Mitigation mechanisms and why they don’t work well
Because of the nature of canvas fingerprinting techniques, it’s really difficult to come up with an effective way to combat it. The first solution developed by the online privacy community was to disable the canvas function. This may have been a feasible solution if it was adopted by a large enough group. However, at the time of writing this article, we estimate that only 20,000 users around the world use add-ons that block canvas fingerprints, and the mere fact of using these add-ons can be used as a fingerprint on its own.
As we mentioned before, computers that have the same GPU will likely have the same canvas output. Video adapters that have identical GPUs can be sold by the thousands or millions even. Putting yourself in a group that consists of millions, rather than the 20,000 using canvas blockers, would deliver more effective results.
Here at Multilogin, we developed a more robust solution known as Canvas Defender. The idea behind it was to add an arbitrary noise to the canvas output by randomly changing tones of some of the pixels in the image. Yes, while the solution allowed sites to track users more precisely, there were two major benefits that worked in specific scenarios.
The first was the ability to “drop the tail” because you could decide when you wanted to change your canvas fingerprint. The second benefit only applied to users who employed different browser profiles to carry out different tasks. Although every profile could be fingerprinted, tracking a user that only visited one website and carried out one specific task was a pointless exercise.
Unfortunately, Canvas Defender was quickly noticed by major web platforms, and as much as we love protecting online privacy, they love collecting information from us. To prevent users from using Canvas Defender, major websites started filtering out users who had a completely unique canvas fingerprint. This makes sense because there are no users with completely unique GPUs, except for the engineers who are testing new graphic card models in their laboratories.
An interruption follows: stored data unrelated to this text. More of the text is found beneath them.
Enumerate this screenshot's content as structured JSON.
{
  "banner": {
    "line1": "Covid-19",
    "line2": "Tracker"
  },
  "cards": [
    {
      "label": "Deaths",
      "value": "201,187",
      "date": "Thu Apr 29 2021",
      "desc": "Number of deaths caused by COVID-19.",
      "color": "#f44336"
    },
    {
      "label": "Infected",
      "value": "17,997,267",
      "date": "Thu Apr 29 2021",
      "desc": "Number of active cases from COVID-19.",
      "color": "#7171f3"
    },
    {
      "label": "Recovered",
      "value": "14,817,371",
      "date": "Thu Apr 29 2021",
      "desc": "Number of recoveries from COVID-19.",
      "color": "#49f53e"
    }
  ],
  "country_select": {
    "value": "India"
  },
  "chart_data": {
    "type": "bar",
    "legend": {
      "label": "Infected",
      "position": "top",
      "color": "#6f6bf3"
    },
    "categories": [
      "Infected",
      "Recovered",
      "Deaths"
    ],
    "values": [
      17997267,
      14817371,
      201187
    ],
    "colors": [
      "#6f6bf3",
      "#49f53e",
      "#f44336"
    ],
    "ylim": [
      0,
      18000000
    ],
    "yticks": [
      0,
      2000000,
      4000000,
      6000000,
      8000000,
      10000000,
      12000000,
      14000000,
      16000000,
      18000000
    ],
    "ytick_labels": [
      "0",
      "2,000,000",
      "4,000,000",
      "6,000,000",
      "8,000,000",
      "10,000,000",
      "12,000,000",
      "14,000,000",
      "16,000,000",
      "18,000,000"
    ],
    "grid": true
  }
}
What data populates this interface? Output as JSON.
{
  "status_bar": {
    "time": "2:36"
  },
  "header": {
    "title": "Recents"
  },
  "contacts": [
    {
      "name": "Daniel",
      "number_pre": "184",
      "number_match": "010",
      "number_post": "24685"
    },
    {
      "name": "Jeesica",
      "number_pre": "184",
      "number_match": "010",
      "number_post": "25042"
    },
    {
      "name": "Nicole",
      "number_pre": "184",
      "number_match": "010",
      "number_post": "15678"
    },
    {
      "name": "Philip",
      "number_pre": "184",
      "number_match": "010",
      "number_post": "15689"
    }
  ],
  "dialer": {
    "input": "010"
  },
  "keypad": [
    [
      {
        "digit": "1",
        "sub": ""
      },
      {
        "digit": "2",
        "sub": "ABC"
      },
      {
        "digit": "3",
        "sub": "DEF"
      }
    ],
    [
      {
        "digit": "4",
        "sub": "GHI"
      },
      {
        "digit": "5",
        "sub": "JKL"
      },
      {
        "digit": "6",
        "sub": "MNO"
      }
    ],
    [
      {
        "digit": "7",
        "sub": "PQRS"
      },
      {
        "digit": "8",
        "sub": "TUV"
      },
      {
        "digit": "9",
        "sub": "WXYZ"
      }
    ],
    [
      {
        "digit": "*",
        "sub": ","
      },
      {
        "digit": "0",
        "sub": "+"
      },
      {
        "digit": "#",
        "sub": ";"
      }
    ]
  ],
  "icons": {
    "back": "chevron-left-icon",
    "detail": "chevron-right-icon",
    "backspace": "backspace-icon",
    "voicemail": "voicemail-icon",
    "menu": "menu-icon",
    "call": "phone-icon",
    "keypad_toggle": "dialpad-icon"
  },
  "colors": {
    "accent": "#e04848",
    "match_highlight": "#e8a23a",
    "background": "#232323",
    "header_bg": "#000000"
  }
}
Canvas fingerprinting is efficient and poses a huge challenge for online privacy enthusiasts. Blocking canvas objects is only effective if a large group of users adopts this solution, which is unlikely due to the complexity of this subject.
Masking canvas fingerprint data with fake parameters requires additional steps, like setting up different browser profiles. In addition, web platforms can usually detect masked parameters easily. Even if they became easy to implement, web platforms would disrupt users who utilize masked parameters by incorporating additional verification steps and security checks.
That being said, it’s not all gloom and doom when it comes to canvas fingerprinting. Here at Multilogin, we have already developed a theoretical solution that is likely to become the effective answer we have all been waiting for.
For now, we won’t discuss this solution in detail as we are still working on how to implement it and apply it to all scenarios; not to mention we don’t want to give a competitive advantage to those who develop fingerprinting mechanisms.
But, rest assured that we will be rolling out this solution sooner or later as big web platforms have had their turn. Now the ball is in our court, and we are planning on having a big impact.